FACTBOX-Political roadblocks to Obama’s budget
Feb 2 (Reuters) – U.S. President Barack Obama faces major hurdles to get his $3.8 trillion budget plan through Congress. Obstacles include members of his own — at times fractious — Democratic Party.
Obama proposed and Congress ignored many of the same policies last year, though expiration of individual tax cuts enacted by former President George W. Bush at the end of this year virtually ensures individual tax issues will be addressed.
Below is a summary of roadblocks facing some of Obama’s key proposals.
TAX INCREASES FOR THE WEALTHY
Fulfilling a campaign pledge, Obama proposed extending the Bush tax cuts for individuals earning less than $200,000 and couples making less than $250,000. For those making more than that, Obama proposed letting the cuts expire. That would bring the top two income tax brackets back to 39.6 and 36 percent, from 35 and 33 percent respectively.
Some fiscally conservative Democrats in the House of Representatives have called for keeping the rates lower for at least two years to sustain the economic recovery.
Democratic Senate and House leaders are generally believed to back letting the lower rates expire for the upper income groups, although they have not addressed the issue recently.
CAPITAL GAINS AND DIVIDEND TAXES
Obama proposes raising the long-term capital gains and dividend tax rates back to 20 percent for those making more than $200,000 and couples at more than $250,000. Again, a small group of Democrats have called for a temporary extension of the 15 percent rate, citing the fledgling recovery.

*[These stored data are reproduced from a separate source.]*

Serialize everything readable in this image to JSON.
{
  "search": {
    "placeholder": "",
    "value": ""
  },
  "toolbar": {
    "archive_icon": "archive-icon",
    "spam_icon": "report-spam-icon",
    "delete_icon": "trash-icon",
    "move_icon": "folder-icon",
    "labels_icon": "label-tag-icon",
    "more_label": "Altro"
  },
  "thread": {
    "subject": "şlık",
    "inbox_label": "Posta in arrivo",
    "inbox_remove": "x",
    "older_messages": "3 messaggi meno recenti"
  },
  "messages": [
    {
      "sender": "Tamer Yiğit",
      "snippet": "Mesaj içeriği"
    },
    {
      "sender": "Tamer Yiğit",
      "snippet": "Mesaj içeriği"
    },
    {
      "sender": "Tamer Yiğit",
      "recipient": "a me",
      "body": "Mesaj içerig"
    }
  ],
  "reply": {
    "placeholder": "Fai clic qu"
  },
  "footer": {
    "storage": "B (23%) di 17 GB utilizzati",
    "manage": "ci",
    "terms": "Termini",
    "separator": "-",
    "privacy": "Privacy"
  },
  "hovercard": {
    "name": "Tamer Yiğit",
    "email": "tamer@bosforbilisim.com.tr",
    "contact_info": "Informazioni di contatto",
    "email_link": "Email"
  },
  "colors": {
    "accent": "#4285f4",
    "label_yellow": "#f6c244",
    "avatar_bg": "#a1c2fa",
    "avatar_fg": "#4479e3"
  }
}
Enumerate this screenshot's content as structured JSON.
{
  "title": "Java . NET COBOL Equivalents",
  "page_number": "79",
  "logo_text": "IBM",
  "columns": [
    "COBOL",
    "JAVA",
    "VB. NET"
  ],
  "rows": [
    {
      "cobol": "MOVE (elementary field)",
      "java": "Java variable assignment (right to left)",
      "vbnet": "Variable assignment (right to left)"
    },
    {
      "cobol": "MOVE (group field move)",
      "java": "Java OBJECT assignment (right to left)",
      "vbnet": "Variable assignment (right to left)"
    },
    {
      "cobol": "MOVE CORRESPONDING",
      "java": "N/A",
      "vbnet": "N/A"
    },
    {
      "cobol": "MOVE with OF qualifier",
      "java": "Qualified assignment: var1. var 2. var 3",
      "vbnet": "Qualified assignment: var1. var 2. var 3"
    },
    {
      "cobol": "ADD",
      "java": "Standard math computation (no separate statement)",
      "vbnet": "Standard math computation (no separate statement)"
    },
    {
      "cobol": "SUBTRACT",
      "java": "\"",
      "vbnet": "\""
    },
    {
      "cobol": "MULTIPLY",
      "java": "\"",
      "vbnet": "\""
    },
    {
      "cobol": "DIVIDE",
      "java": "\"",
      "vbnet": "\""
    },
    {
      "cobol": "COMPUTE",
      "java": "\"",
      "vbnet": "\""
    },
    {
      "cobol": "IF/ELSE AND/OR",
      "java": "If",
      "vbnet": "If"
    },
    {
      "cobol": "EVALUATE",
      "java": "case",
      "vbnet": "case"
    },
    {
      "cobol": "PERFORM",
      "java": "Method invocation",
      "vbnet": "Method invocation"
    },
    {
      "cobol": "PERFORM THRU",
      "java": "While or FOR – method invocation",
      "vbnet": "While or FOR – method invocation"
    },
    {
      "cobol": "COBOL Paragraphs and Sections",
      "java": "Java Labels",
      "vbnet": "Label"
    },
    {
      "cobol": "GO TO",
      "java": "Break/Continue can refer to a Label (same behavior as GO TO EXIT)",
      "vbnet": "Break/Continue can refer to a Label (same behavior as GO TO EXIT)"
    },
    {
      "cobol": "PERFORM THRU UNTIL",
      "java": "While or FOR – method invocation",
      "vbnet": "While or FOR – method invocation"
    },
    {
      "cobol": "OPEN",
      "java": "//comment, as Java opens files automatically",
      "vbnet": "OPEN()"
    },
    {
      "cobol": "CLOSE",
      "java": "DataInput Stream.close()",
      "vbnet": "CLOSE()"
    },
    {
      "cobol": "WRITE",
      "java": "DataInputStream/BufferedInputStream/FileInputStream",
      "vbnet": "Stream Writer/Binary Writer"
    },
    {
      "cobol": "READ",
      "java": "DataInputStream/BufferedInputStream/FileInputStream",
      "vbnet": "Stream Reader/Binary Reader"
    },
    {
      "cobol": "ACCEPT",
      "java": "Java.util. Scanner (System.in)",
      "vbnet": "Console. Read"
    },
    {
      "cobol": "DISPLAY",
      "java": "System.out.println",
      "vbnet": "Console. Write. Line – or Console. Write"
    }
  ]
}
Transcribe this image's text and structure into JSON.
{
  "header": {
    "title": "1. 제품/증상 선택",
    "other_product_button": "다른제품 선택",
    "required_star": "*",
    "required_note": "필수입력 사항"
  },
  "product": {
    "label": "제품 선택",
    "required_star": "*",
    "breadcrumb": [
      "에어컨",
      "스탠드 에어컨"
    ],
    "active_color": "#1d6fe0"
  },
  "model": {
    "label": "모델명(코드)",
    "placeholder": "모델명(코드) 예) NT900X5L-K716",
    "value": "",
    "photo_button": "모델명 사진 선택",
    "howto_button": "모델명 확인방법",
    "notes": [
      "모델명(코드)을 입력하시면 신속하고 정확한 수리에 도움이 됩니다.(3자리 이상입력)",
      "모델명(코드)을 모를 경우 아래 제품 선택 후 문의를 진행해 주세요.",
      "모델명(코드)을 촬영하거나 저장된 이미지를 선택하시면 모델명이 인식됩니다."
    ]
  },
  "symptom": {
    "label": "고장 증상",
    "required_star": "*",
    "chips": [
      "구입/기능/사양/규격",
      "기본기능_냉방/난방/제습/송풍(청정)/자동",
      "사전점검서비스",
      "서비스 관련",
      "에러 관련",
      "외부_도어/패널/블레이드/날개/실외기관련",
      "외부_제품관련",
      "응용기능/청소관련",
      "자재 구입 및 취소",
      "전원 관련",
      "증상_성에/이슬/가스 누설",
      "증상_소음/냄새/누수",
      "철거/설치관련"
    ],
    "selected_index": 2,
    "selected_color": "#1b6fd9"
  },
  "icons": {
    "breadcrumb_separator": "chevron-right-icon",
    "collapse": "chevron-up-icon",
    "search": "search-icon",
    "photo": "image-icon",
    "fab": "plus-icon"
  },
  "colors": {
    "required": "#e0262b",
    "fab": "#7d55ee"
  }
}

TAX ON HEDGE, PRIVATE EQUITY FUND MANAGERS
Obama once again proposed taxing “carried interest” earned by hedge fund and private equity fund managers as ordinary income, which would boost the tax rate from 15 percent to typically the highest income bracket.
The proposal passed in the House late last year but has hit a roadblock among Democrats in the Senate.
LIMITING ITEMIZED DEDUCTIONS FOR THE RICH
Obama proposed limiting itemized deductions, including for mortgage interest, for those making more than $200,000 or couples making more than $250,000, to 28 percent of their income. This idea was proposed last year and met with fierce opposition — from realtors, charities and members of both parties.
FINANCIAL CRISIS RESPONSIBILITY FEE
Obama’s proposed big bank tax is expected to face tough opposition from Republicans, who will likely try to shield some of the largest companies from a $90 billion tax spread out over 10 years. The tax, which is designed to recoup taxpayer losses associated with the financial bailout, is expected to be a target of intense lobbying from the financial industry.
House Republicans have already come out against the bank fee, saying it will simply drain capital from the banking industry and hurt lending. Even Warren Buffett, one of the world’s most respected investors and an Obama supporter, said the bank tax does not make sense, as big banks would be largely paying for the bailout of the automakers and AIG.
Obama proposed cutting farm subsidies and federal support of crop insurance by $10 billion over 10 years.
Farm leaders from both parties on Capitol Hill stated opposition to the cuts within hours of the proposal.
Agriculture Secretary Tom Vilsack offered to work with lawmakers to find an acceptable package of cuts, but lawmakers rejected similar cuts last year. Obama says the farm program should focus on family farmers and restrict subsidy payments to wealthy growers.
THREE-YEAR SPENDING FREEZE ON DOMESTIC SPENDING
Liberal Democrats, including House Speaker Nancy Pelosi, have said Obama’s proposed freeze should also apply to military spending, which he exempted. House Appropriations Committee Chairman David Obey said he will stay within the overall spending limits suggested by the White House, but might allocate it in a different manner — for example, more could be cut from the Pentagon’s budget to make way for more spending on transportation, environmental protection, or other domestic programs.